Vergelijking met andere leringen
Opgemerkt moet worden dat Lenin deze ontwikkeldeideeën in een tijd dat er in Rusland andere sociaal-politieke trends waren die de ontwikkeling van ons land op een andere manier verklaarden. De populisten beweerden bijvoorbeeld dat kapitalisme niet nodig was voor de economie van het rijk en spraken over de voordelen van kleinschalige productie. Lenin, aan de andere kant, betoogde dat het kapitalisme onvermijdelijk was, dat het zich op natuurlijke wijze ontwikkelde uit de warenproductie, die op zijn beurt voortkwam uit de sociale arbeidsdeling. Hij aanvaardde ook volledig de marxistische doctrine van sociaal-economische formaties, die ervan uitging dat in het geval van tegenstrijdigheden tussen de productiekrachten en de productieverhoudingen, de voorwaarden voor een revolutionaire omwenteling aanwezig zijn.

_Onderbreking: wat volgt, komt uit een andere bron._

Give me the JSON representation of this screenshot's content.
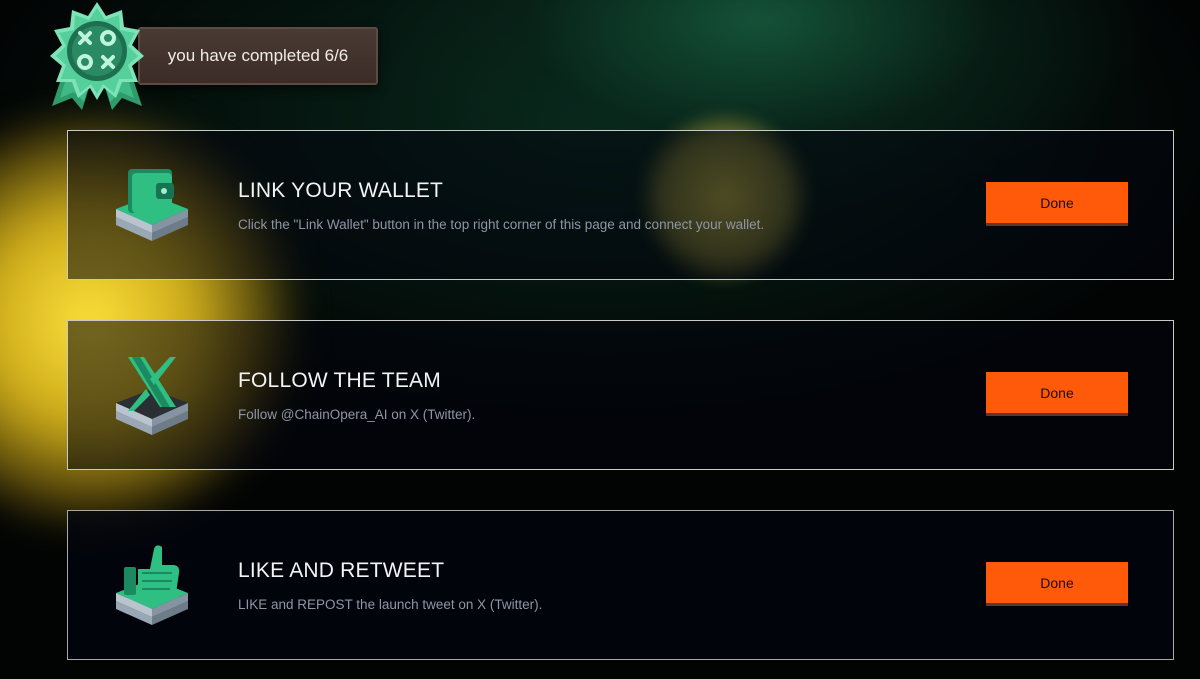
{
  "header": {
    "progress_text": "you have completed 6/6",
    "badge_icon": "xoxo-medal-icon"
  },
  "tasks": [
    {
      "icon": "wallet-icon",
      "title": "LINK YOUR WALLET",
      "description": "Click the \"Link Wallet\" button in the top right corner of this page and connect your wallet.",
      "button_label": "Done"
    },
    {
      "icon": "x-logo-icon",
      "title": "FOLLOW THE TEAM",
      "description": "Follow @ChainOpera_AI on X (Twitter).",
      "button_label": "Done"
    },
    {
      "icon": "thumbs-up-icon",
      "title": "LIKE AND RETWEET",
      "description": "LIKE and REPOST the launch tweet on X (Twitter).",
      "button_label": "Done"
    }
  ],
  "colors": {
    "accent_button": "#ff5a0a",
    "icon_green": "#2fbf83",
    "glow_yellow": "#f5d52a"
  }
}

Het was dit idee dat in beknopte vorm werd overgebracht door de uitspraak 'de top kan niet, de onderste wil niet'.
Lenin probeerde dat al in Rusland te bewijzende revolutionaire situatie is gerijpt en dat een staatsgreep mogelijk is onder leiding van de bolsjewistische partij. De doctrine werd later erkend als officieel en werd overwogen in school- en universitaire cursussen.